AlexPoint / OpenNlp

Open source NLP tools (sentence splitter, tokenizer, chunker, coref, NER, parse trees, etc.) in C#
MIT License
283 stars 101 forks source link

Bug in WordNetDictionary.cs Line 78 #37

Open plqplq opened 1 year ago

plqplq commented 1 year ago

The "N" should be a "V" on line 78

            string partOfSpeech;
            if (tag.StartsWith("N") || tag.StartsWith("n"))
            {
                partOfSpeech = "noun";
            }
            **else if (tag.StartsWith("N") || tag.StartsWith("v"))**
            {
                partOfSpeech = "verb";
            }
            else if (tag.StartsWith("J") || tag.StartsWith("a"))
            {
                partOfSpeech = "adjective";
            }
            else if (tag.StartsWith("R") || tag.StartsWith("r"))
            {
                partOfSpeech = "adverb";
            }
            else
            {
                partOfSpeech = "noun";
AlexPoint commented 1 year ago

Thanks for the feedback, but could you elaborate on which file it is and why you think so? If possible, you can also submit a pull request to fix this bug.
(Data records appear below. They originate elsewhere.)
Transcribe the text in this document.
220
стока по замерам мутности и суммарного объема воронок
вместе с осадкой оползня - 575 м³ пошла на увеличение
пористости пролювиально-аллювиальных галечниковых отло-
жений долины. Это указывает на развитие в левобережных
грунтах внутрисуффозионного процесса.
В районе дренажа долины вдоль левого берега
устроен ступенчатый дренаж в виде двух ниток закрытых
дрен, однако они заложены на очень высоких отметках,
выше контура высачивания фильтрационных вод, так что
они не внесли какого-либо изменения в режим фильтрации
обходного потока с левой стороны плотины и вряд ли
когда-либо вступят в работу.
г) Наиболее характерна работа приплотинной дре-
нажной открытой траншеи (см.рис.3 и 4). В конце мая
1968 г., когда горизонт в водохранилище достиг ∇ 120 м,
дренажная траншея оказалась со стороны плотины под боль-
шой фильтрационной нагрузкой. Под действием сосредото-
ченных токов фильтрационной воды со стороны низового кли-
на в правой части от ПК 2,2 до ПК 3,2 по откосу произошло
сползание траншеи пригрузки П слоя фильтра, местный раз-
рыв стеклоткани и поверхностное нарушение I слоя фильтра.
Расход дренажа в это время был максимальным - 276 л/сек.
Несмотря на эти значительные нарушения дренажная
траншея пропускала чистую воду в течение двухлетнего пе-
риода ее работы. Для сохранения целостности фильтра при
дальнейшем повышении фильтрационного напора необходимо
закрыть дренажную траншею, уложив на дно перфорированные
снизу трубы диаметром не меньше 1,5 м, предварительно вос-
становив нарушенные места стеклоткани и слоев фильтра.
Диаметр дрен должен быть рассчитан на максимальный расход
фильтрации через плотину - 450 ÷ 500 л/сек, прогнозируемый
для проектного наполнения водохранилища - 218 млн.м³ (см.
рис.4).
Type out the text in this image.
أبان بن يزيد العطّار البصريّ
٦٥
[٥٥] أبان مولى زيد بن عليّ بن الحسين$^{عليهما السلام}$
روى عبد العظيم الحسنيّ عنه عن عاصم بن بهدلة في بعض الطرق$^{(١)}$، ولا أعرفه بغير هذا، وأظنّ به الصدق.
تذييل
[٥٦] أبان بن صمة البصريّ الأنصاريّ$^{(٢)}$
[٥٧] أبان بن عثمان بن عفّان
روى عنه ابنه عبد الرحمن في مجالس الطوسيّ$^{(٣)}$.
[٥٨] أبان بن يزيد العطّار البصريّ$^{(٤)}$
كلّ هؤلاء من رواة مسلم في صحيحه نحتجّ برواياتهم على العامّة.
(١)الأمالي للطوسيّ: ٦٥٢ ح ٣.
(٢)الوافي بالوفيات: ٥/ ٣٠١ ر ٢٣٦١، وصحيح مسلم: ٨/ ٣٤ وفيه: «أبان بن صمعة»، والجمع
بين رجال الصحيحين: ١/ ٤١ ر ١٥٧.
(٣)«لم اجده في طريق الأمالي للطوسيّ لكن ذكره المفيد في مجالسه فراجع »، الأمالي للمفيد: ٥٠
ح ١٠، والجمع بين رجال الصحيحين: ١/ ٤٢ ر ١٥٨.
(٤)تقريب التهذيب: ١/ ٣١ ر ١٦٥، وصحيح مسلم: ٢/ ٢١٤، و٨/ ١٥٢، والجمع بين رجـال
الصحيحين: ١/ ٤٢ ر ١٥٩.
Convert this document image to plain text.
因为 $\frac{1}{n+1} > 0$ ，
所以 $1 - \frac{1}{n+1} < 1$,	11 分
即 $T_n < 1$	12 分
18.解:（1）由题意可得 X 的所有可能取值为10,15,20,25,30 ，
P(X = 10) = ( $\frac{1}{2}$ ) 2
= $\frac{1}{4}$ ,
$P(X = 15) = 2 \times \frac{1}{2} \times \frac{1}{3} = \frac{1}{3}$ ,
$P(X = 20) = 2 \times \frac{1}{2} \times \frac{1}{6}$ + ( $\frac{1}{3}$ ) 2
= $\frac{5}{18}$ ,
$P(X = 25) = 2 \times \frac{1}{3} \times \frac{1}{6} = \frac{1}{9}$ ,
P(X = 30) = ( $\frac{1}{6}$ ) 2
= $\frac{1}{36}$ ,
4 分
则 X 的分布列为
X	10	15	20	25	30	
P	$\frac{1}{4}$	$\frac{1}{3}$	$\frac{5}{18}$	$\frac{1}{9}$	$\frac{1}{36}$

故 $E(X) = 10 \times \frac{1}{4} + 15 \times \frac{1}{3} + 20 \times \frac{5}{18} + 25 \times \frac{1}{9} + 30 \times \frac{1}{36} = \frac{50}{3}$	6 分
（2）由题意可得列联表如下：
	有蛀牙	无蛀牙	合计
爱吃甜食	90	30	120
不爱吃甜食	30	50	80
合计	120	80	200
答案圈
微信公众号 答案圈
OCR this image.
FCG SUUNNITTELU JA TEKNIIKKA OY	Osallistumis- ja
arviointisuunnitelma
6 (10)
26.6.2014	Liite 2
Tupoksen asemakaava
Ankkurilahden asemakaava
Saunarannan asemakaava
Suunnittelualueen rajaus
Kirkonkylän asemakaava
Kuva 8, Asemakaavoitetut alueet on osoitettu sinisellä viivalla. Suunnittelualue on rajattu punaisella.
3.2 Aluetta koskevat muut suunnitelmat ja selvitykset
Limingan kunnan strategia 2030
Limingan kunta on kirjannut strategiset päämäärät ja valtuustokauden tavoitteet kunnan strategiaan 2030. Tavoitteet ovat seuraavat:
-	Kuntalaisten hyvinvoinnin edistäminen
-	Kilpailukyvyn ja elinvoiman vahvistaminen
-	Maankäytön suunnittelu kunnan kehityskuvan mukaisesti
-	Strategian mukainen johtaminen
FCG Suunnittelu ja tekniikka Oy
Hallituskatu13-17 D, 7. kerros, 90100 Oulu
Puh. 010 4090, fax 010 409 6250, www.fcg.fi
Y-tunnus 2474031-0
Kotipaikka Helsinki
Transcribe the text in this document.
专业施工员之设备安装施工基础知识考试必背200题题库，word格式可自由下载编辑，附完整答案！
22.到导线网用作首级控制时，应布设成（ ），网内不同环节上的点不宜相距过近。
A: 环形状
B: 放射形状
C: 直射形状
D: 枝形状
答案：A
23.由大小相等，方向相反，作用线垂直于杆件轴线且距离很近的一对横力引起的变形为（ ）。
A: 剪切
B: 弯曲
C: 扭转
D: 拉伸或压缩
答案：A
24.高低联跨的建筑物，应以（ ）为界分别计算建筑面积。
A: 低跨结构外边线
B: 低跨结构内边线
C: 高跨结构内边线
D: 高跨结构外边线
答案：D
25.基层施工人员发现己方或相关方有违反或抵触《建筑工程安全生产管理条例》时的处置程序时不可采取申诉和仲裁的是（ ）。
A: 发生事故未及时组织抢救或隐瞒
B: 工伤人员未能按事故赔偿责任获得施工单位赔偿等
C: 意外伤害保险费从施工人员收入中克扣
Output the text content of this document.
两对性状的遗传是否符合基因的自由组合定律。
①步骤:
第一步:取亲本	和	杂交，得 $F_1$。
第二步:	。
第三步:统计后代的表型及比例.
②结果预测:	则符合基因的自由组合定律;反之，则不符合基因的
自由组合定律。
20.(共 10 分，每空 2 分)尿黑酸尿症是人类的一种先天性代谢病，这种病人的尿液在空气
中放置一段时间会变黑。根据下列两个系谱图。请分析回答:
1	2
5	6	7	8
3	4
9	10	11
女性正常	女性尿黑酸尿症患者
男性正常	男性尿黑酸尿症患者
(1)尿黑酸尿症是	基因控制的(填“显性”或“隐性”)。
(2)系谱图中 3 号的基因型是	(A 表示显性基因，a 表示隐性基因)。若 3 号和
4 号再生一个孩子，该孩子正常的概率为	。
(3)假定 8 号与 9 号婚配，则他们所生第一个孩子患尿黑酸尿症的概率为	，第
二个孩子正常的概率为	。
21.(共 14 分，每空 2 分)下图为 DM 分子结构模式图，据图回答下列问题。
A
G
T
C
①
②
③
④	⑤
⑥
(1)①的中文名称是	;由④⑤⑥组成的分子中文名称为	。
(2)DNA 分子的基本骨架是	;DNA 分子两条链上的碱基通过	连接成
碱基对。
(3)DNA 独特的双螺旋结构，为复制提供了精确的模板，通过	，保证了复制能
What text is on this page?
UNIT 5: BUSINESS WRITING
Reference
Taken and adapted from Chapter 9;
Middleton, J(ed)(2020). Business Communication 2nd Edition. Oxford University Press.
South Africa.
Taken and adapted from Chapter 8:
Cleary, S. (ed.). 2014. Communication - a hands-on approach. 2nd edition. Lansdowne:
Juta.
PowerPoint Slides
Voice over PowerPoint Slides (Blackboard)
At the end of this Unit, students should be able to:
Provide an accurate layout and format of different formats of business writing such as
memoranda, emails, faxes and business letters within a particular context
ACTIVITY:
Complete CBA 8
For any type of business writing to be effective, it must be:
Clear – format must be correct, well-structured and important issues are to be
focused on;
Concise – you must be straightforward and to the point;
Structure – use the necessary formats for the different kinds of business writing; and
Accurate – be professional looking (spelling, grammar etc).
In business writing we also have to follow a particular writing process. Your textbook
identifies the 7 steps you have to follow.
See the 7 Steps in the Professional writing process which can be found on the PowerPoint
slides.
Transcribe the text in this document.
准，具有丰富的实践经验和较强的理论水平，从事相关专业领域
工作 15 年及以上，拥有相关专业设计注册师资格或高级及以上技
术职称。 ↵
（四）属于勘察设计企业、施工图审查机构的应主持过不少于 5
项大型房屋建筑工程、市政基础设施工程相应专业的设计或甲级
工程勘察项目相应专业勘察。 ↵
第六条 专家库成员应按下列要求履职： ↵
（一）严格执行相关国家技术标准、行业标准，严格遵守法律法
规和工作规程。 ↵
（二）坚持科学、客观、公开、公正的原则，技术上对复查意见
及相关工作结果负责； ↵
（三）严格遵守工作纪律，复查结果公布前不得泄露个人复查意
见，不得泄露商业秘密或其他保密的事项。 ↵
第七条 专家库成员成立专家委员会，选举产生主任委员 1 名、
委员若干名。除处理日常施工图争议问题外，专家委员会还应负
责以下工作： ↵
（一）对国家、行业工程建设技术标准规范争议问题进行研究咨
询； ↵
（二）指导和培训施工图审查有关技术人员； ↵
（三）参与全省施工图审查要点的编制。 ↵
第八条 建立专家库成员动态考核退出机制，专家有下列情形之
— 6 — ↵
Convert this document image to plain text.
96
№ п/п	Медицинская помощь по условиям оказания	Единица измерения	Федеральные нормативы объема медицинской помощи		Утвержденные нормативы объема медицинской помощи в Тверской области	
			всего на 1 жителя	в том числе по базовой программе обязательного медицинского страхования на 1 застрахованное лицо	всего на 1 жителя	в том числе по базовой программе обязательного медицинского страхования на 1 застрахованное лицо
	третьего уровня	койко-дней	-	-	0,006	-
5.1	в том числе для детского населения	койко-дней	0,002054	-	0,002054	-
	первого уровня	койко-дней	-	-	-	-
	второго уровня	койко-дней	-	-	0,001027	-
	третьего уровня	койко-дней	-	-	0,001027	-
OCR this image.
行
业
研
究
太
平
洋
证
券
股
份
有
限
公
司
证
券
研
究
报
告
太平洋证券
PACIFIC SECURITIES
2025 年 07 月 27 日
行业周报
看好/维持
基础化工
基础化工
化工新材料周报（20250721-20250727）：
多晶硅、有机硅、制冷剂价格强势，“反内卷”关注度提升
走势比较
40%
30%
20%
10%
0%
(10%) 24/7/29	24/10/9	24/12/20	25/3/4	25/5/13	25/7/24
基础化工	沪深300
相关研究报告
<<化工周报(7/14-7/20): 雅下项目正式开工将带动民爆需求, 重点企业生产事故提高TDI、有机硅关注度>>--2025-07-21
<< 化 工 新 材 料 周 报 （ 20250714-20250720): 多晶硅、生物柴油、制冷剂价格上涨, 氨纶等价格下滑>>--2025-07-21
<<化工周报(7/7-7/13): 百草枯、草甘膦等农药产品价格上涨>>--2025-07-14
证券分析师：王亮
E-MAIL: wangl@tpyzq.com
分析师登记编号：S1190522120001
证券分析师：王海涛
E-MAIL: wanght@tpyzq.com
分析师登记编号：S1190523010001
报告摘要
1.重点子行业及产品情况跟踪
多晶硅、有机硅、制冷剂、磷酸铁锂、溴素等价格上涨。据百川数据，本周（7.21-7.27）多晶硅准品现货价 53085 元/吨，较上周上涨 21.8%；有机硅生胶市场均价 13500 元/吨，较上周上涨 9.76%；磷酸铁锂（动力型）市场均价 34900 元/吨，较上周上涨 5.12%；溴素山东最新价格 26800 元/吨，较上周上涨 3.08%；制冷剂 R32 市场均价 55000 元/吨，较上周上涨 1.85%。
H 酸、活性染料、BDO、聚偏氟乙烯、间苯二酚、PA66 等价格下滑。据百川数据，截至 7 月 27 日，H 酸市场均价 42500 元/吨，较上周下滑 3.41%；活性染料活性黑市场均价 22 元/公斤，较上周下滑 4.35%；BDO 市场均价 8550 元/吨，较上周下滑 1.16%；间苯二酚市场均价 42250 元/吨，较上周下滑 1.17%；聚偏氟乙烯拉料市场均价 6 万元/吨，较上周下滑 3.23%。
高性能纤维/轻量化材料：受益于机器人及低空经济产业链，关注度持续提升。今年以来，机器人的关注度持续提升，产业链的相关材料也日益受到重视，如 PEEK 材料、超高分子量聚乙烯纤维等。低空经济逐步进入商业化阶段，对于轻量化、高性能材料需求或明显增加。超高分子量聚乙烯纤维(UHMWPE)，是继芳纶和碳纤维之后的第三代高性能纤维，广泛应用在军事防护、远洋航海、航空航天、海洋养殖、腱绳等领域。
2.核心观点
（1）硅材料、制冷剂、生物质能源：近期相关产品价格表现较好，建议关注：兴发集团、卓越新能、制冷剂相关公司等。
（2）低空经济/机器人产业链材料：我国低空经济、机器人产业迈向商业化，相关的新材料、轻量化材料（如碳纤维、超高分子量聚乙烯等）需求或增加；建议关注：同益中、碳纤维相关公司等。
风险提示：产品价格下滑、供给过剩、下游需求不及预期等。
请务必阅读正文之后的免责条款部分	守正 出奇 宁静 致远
plqplq commented 1 year ago

NP. If you look at the first IF, it has the same condition, so the second condition can never execute with an "N". The issue is the "V" is taken as the sign that a word is a verb, ("N" for noun) with the alternative "v" in lowercase. So its just a typo that we have an N in there, and not having V in there means that verbs dont get processed.

As per the title, the file is .\OpenNlp-master\OpenNlp-master\OpenNLP\Tools\Coreference\Mention\WordNetDictionary.cs and the error is on line 78,

I did find other problems with the library. I had to hack it a fair bit to get synonyms for verbs, and the above was one part of that. In the end I gave up and moved to catalyst.

I won't do a pull request as I've now removed the project and am using a different c# NLP now

thanks Paul